The actual Icarus spacecraft would have consisted of an Apollo Service Module (SM) with a five-foot cylindrical extension known as the Payload Module (PM) at the top. Instead of a Command Module, the top of the stack would be a simple aluminum cone containing a few necessary systems. Although the Apollo Command Module and its associated guidance and control systems would have been useful, its weight was prohibitive and unnecessary. Weight had to be kept to a minimum in order to enable the rocket to carry the biggest possible bomb.
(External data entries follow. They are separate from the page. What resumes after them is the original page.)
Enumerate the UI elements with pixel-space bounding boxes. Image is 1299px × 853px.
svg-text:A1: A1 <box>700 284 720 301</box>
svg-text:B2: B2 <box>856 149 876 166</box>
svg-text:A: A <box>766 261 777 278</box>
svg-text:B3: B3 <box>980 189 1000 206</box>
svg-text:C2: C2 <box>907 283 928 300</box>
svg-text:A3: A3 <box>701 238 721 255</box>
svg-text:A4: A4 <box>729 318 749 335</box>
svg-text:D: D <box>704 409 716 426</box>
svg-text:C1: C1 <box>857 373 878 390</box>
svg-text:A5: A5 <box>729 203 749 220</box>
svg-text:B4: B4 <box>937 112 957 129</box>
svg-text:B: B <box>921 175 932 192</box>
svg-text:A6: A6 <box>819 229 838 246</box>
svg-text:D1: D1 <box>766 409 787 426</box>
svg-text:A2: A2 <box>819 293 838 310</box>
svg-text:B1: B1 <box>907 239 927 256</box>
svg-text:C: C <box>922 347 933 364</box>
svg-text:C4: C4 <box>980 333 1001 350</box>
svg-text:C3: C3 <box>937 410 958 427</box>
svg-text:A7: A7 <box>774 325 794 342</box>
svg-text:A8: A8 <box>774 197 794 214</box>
The Payload Module would have carried a 100-megaton bomb shaped as a cylinder roughly three feet in diameter and mounted horizontally along the diameter of the spacecraft. The bomb would weigh 18,150 kilograms. One side of the PM would sport a phased array radar antenna for tracking and rendezvous with the Icarus asteroid.
The plan would have used an essentially unmodified Saturn V rocket. At the time, the first Saturn V test was not scheduled until November 1967 and the planners did not know if it would work. The only real difference with the Icarus Saturn V was the modified adapter shroud at the top of the S-IVB third stage. On a standard Apollo mission to the moon these panels normally would have enclosed the Lunar Module, with the Service Module and Command Module mounted on top. But by modifying them and using them to enclose the entire Service Module and its attached Payload Module, the designers were able to improve the aerodynamics of the rocket, and more importantly, eliminate aerodynamic loads and heating on the radar antenna. In profile, the stack would have looked much like the Skylab launch vehicle lofted by the Saturn V in 1973, although slightly shorter.